The first brewing company in Frankenmuth was Geyers Brewery founded in 1862.  Another brewer, Frankenmuth Brewing Company, was organized in 1899.  With the Prohibition Enactment of 1930 the town was quite unhappy.  The Frankenmuth Brewing Company changed its' name to the Frankenmuth Products Company and started making malt extract.  Supposedly that substance was made for women to use in their baking.  It came in five gallon containers (pictured above) and more than likely was used in homes for brewing beer.  Frankenmuth Brewery was bought out by Carling Brewery in 1956- it was bought out by G.Heileman who went bankrupt and the large Frankenmuth plant was demolished in 2000. The site of that brewery now hosts a Bavarian-themed shopping plaza.

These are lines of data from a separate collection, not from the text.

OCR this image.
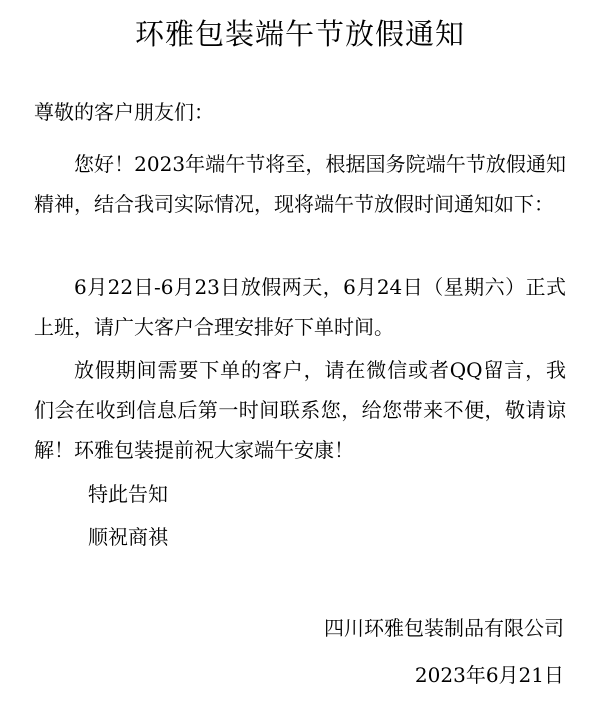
环雅包装端午节放假通知
尊敬的客户朋友们：

您好！2023年端午节将至，根据国务院端午节放假通知精神，结合我司实际情况，现将端午节放假时间通知如下：

6月22日-6月23日放假两天，6月24日（星期六）正式上班，请广大客户合理安排好下单时间。

放假期间需要下单的客户，请在微信或者QQ留言，我们会在收到信息后第一时间联系您，给您带来不便，敬请谅解！环雅包装提前祝大家端午安康！

特此告知
顺祝商祺
四川环雅包装制品有限公司
2023年6月21日
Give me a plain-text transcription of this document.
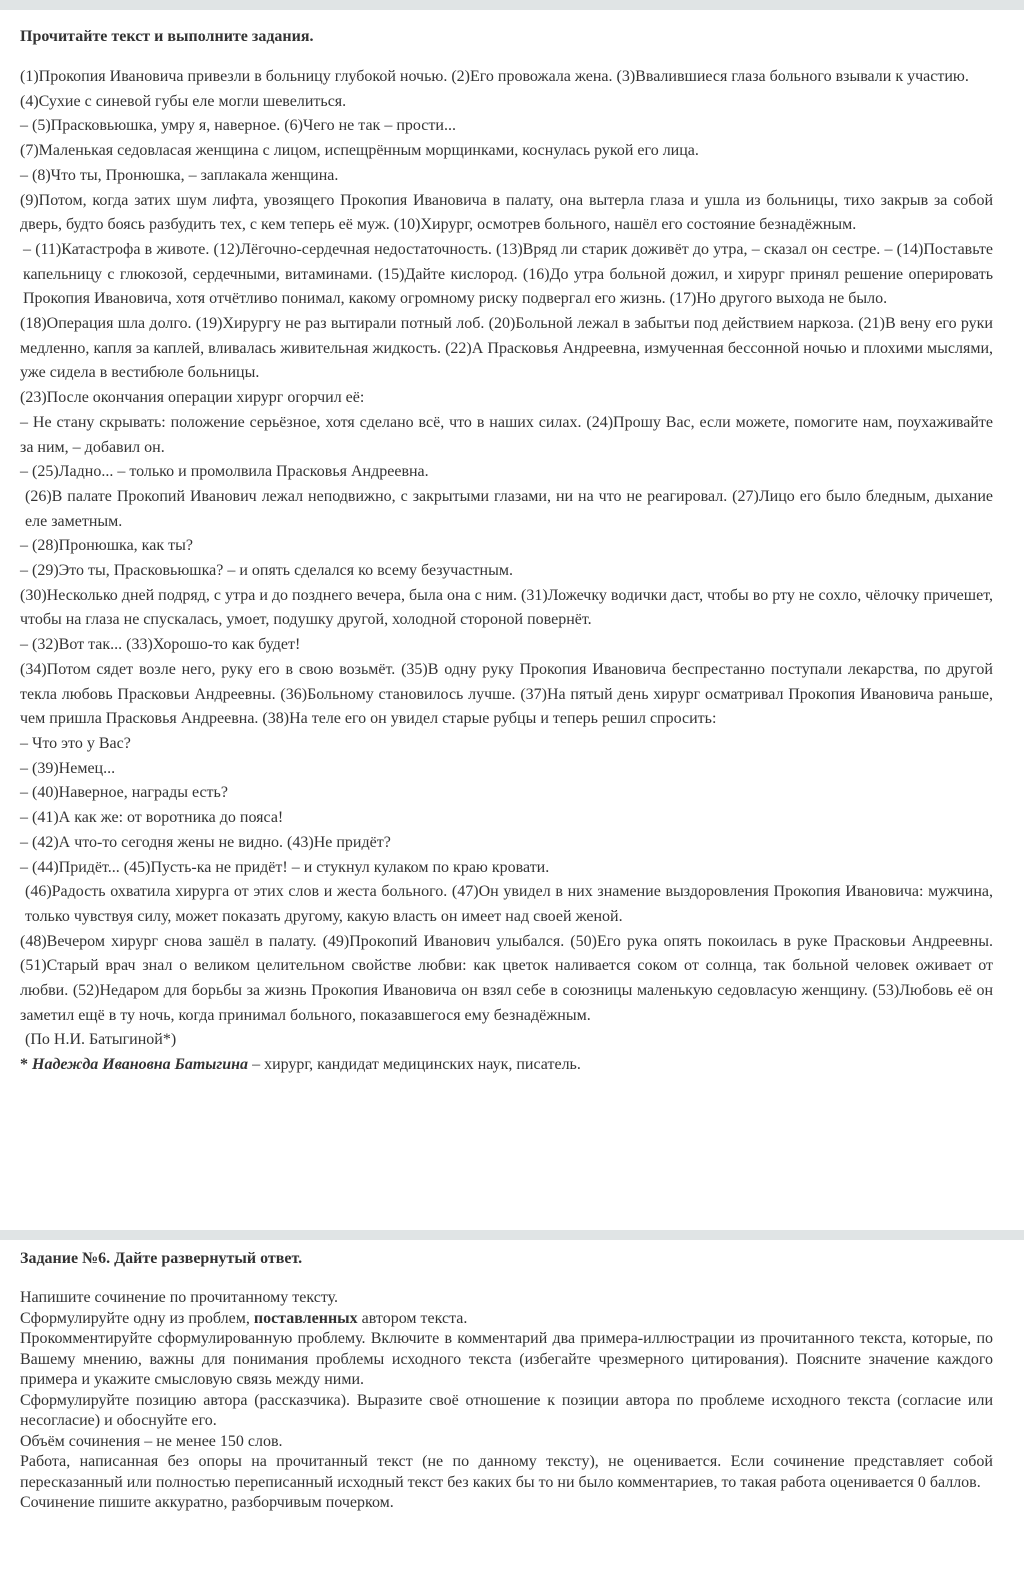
Прочитайте текст и выполните задания.

(1)Прокопия Ивановича привезли в больницу глубокой ночью. (2)Его провожала жена. (3)Ввалившиеся глаза больного взывали к участию.

(4)Сухие с синевой губы еле могли шевелиться.

– (5)Прасковьюшка, умру я, наверное. (6)Чего не так – прости...

(7)Маленькая седовласая женщина с лицом, испещрённым морщинками, коснулась рукой его лица.

– (8)Что ты, Пронюшка, – заплакала женщина.

(9)Потом, когда затих шум лифта, увозящего Прокопия Ивановича в палату, она вытерла глаза и ушла из больницы, тихо закрыв за собой дверь, будто боясь разбудить тех, с кем теперь её муж. (10)Хирург, осмотрев больного, нашёл его состояние безнадёжным.

– (11)Катастрофа в животе. (12)Лёгочно-сердечная недостаточность. (13)Вряд ли старик доживёт до утра, – сказал он сестре. – (14)Поставьте капельницу с глюкозой, сердечными, витаминами. (15)Дайте кислород. (16)До утра больной дожил, и хирург принял решение оперировать Прокопия Ивановича, хотя отчётливо понимал, какому огромному риску подвергал его жизнь. (17)Но другого выхода не было.

(18)Операция шла долго. (19)Хирургу не раз вытирали потный лоб. (20)Больной лежал в забытьи под действием наркоза. (21)В вену его руки медленно, капля за каплей, вливалась живительная жидкость. (22)А Прасковья Андреевна, измученная бессонной ночью и плохими мыслями, уже сидела в вестибюле больницы.

(23)После окончания операции хирург огорчил её:

– Не стану скрывать: положение серьёзное, хотя сделано всё, что в наших силах. (24)Прошу Вас, если можете, помогите нам, поухаживайте за ним, – добавил он.

– (25)Ладно... – только и промолвила Прасковья Андреевна.

(26)В палате Прокопий Иванович лежал неподвижно, с закрытыми глазами, ни на что не реагировал. (27)Лицо его было бледным, дыхание еле заметным.

– (28)Пронюшка, как ты?

– (29)Это ты, Прасковьюшка? – и опять сделался ко всему безучастным.

(30)Несколько дней подряд, с утра и до позднего вечера, была она с ним. (31)Ложечку водички даст, чтобы во рту не сохло, чёлочку причешет, чтобы на глаза не спускалась, умоет, подушку другой, холодной стороной повернёт.

– (32)Вот так... (33)Хорошо-то как будет!

(34)Потом сядет возле него, руку его в свою возьмёт. (35)В одну руку Прокопия Ивановича беспрестанно поступали лекарства, по другой текла любовь Прасковьи Андреевны. (36)Больному становилось лучше. (37)На пятый день хирург осматривал Прокопия Ивановича раньше, чем пришла Прасковья Андреевна. (38)На теле его он увидел старые рубцы и теперь решил спросить:

– Что это у Вас?

– (39)Немец...

– (40)Наверное, награды есть?

– (41)А как же: от воротника до пояса!

– (42)А что-то сегодня жены не видно. (43)Не придёт?

– (44)Придёт... (45)Пусть-ка не придёт! – и стукнул кулаком по краю кровати.

(46)Радость охватила хирурга от этих слов и жеста больного. (47)Он увидел в них знамение выздоровления Прокопия Ивановича: мужчина, только чувствуя силу, может показать другому, какую власть он имеет над своей женой.

(48)Вечером хирург снова зашёл в палату. (49)Прокопий Иванович улыбался. (50)Его рука опять покоилась в руке Прасковьи Андреевны. (51)Старый врач знал о великом целительном свойстве любви: как цветок наливается соком от солнца, так больной человек оживает от любви. (52)Недаром для борьбы за жизнь Прокопия Ивановича он взял себе в союзницы маленькую седовласую женщину. (53)Любовь её он заметил ещё в ту ночь, когда принимал больного, показавшегося ему безнадёжным.

(По Н.И. Батыгиной*)

* Надежда Ивановна Батыгина – хирург, кандидат медицинских наук, писатель.

Задание №6. Дайте развернутый ответ.

Напишите сочинение по прочитанному тексту.

Сформулируйте одну из проблем, поставленных автором текста.

Прокомментируйте сформулированную проблему. Включите в комментарий два примера-иллюстрации из прочитанного текста, которые, по Вашему мнению, важны для понимания проблемы исходного текста (избегайте чрезмерного цитирования). Поясните значение каждого примера и укажите смысловую связь между ними.

Сформулируйте позицию автора (рассказчика). Выразите своё отношение к позиции автора по проблеме исходного текста (согласие или несогласие) и обоснуйте его.

Объём сочинения – не менее 150 слов.

Работа, написанная без опоры на прочитанный текст (не по данному тексту), не оценивается. Если сочинение представляет собой пересказанный или полностью переписанный исходный текст без каких бы то ни было комментариев, то такая работа оценивается 0 баллов.

Сочинение пишите аккуратно, разборчивым почерком.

One microbrewery now resides in Frankenmuth, - the Frankenmuth Brewery (a new company took the old name).  That brewery sits on the site of the Geyers Brewery and uses its' old 19th century cellars.  The history of beer brewing in Frankenmuth does have a rather convoluted history!  The microbrewery and restaurant is pictured below.


Michigan's State Capitol in Lansing

It seems strange to me that over the years, when we have made many trips to Michigan because it is my parent's home state, that we have never visited the state capitol.  It is about 70 miles from where we are now parked, but despite the distance we had to travel it was a worth the trip.

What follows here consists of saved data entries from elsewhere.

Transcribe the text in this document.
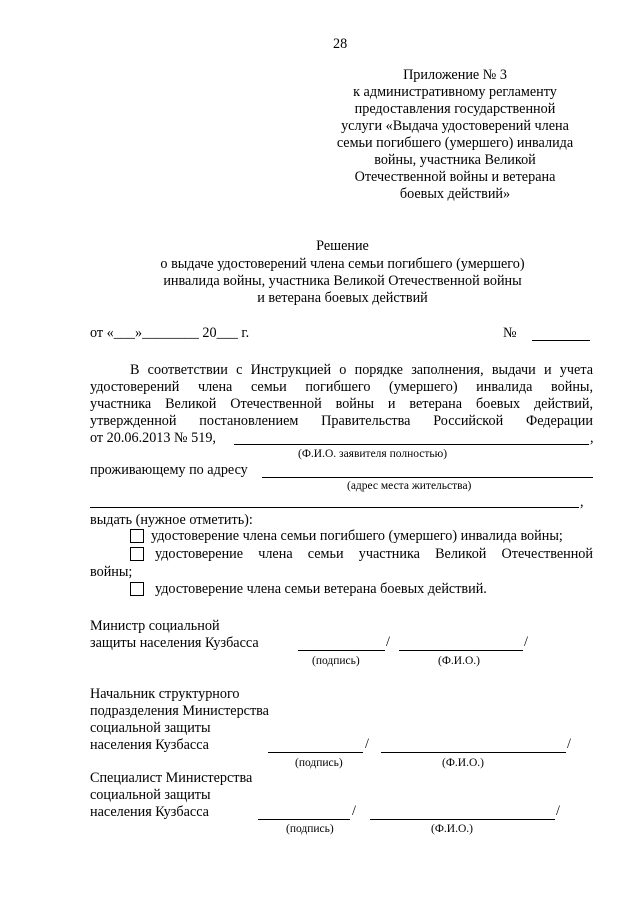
28
Приложение № 3
к административному регламенту
предоставления государственной
услуги «Выдача удостоверений члена
семьи погибшего (умершего) инвалида
войны, участника Великой
Отечественной войны и ветерана
боевых действий»
Решение
о выдаче удостоверений члена семьи погибшего (умершего)
инвалида войны, участника Великой Отечественной войны
и ветерана боевых действий
от «___»________ 20___ г.	№
В соответствии с Инструкцией о порядке заполнения, выдачи и учета
удостоверений члена семьи погибшего (умершего) инвалида войны,
участника Великой Отечественной войны и ветерана боевых действий,
утвержденной постановлением Правительства Российской Федерации
от 20.06.2013 № 519,	,
(Ф.И.О. заявителя полностью)
проживающему по адресу
(адрес места жительства)
,
выдать (нужное отметить):
удостоверение члена семьи погибшего (умершего) инвалида войны;
удостоверение члена семьи участника Великой Отечественной
войны;
удостоверение члена семьи ветерана боевых действий.
Министр социальной
защиты населения Кузбасса	/	/
(подпись)	(Ф.И.О.)
Начальник структурного
подразделения Министерства
социальной защиты
населения Кузбасса	/	/
(подпись)	(Ф.И.О.)
Специалист Министерства
социальной защиты
населения Кузбасса	/	/
(подпись)	(Ф.И.О.)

When it was dedicated in 1879 the building was the third capitol of the state.  Detroit was selected as the capitol city when Michigan was admitted to the union in 1837,  but the city borders Canada and it was decided that the Detroit was an unsafe place for a state capitol (in the mid 1800s the war of 1812 was a bit too fresh in the memories of many).  The third capitol of Michigan was designed to resemble the U.S. Capitol.  The statue in front of is that of Austin Blair, the war governor during the Civil War.  We had a small window of time to check out the gardens of the capitol before our guided tour started so we went back outside to look at the Victorian Gardens on the capitol grounds.

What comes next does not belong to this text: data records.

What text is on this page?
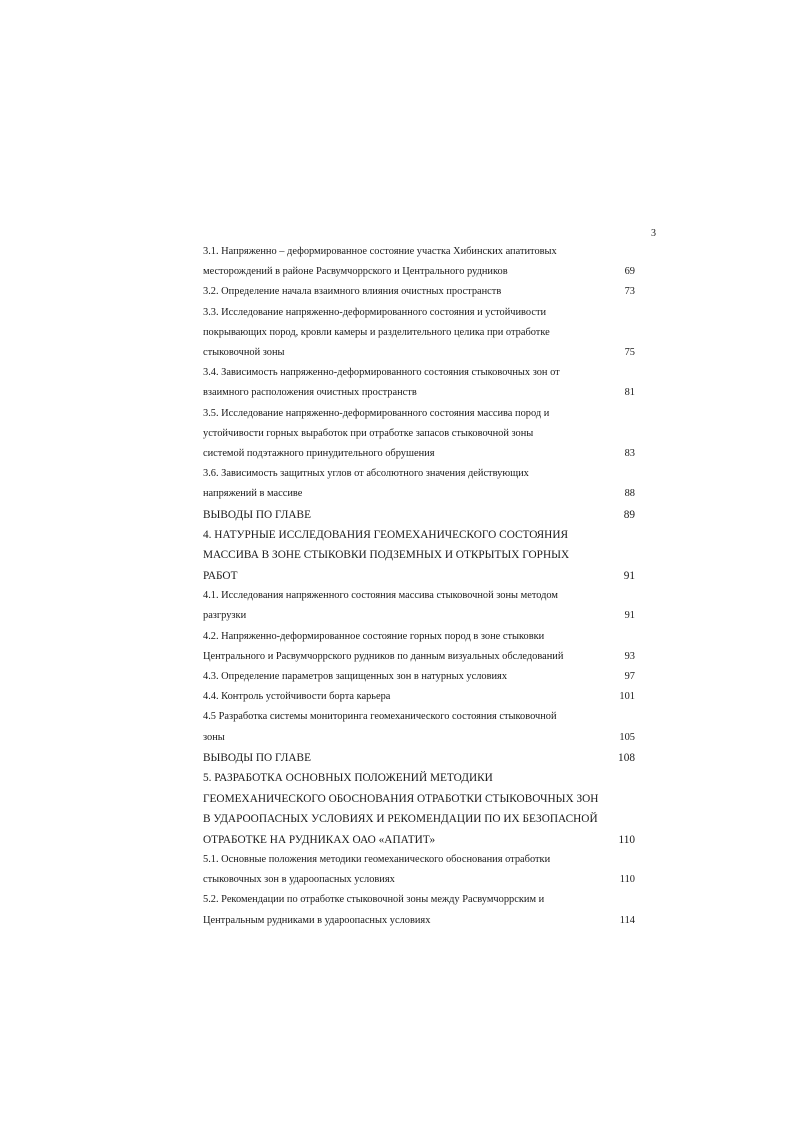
3
3.1. Напряженно – деформированное состояние участка Хибинских апатитовых
месторождений в районе Расвумчоррского и Центрального рудников	69
3.2. Определение начала взаимного влияния очистных пространств	73
3.3. Исследование напряженно-деформированного состояния и устойчивости
покрывающих пород, кровли камеры и разделительного целика при отработке
стыковочной зоны	75
3.4. Зависимость напряженно-деформированного состояния стыковочных зон от
взаимного расположения очистных пространств	81
3.5. Исследование напряженно-деформированного состояния массива пород и
устойчивости горных выработок при отработке запасов стыковочной зоны
системой подэтажного принудительного обрушения	83
3.6. Зависимость защитных углов от абсолютного значения действующих
напряжений в массиве	88
ВЫВОДЫ ПО ГЛАВЕ	89
4. НАТУРНЫЕ ИССЛЕДОВАНИЯ ГЕОМЕХАНИЧЕСКОГО СОСТОЯНИЯ
МАССИВА В ЗОНЕ СТЫКОВКИ ПОДЗЕМНЫХ И ОТКРЫТЫХ ГОРНЫХ
РАБОТ	91
4.1. Исследования напряженного состояния массива стыковочной зоны методом
разгрузки	91
4.2. Напряженно-деформированное состояние горных пород в зоне стыковки
Центрального и Расвумчоррского рудников по данным визуальных обследований	93
4.3. Определение параметров защищенных зон в натурных условиях	97
4.4. Контроль устойчивости борта карьера	101
4.5 Разработка системы мониторинга геомеханического состояния стыковочной
зоны	105
ВЫВОДЫ ПО ГЛАВЕ	108
5. РАЗРАБОТКА ОСНОВНЫХ ПОЛОЖЕНИЙ МЕТОДИКИ
ГЕОМЕХАНИЧЕСКОГО ОБОСНОВАНИЯ ОТРАБОТКИ СТЫКОВОЧНЫХ ЗОН
В УДАРООПАСНЫХ УСЛОВИЯХ И РЕКОМЕНДАЦИИ ПО ИХ БЕЗОПАСНОЙ
ОТРАБОТКЕ НА РУДНИКАХ ОАО «АПАТИТ»	110
5.1. Основные положения методики геомеханического обоснования отработки
стыковочных зон в удароопасных условиях	110
5.2. Рекомендации по отработке стыковочной зоны между Расвумчоррским и
Центральным рудниками в удароопасных условиях	114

In 1992, after three years of restoration, the Michigan Capitol was recognized as one of the best examples of Victorian art and architecture.  Consequently the gardens on Capitol Square were also created to reflect that era.  Common to the practice of that time, low-growing flower varieties are used to create patterned garden beds (called carpet bedding).  The rainbow of colors flows in a pattern of bright oranges and reds at the Capitol's front entrance to the cooler color spectrum of blues and lavenders at the end of the building.
Our first stop on the tour of the Capitol was the Governor's office and parlor, one of the more beautiful rooms in the Capitol.  In the parlor a very beautifully carved cupboard caught my eye, pictured above.  Many of the original furnishings of the room are a tribute to Michigan's furniture-making heritage. In fact, one of my Mother's ancestors had a furniture manufacturing company in Saginaw, Michigan.
Pictured above is the House of Representatives.  Walls and ceilings of the capitol are beautifully decorated with elaborately hand-painted designs, as well as the rotunda and dome.  Our guide informed us that every room has a different motif, each one done by a different artist.  The cost of the building when it was constructed was $1,500,000- I would venture to say that it is more costly today and much of its elaborate art work is irreplaceable.  Before closing I want to mention one other fascinating feature of the Capitol.  The floor of the rotunda consists of glass and cast iron lattice work and its design creates an optical illusion.  Seen from several stories up it appears that the center of the floor sinks to form a bowl.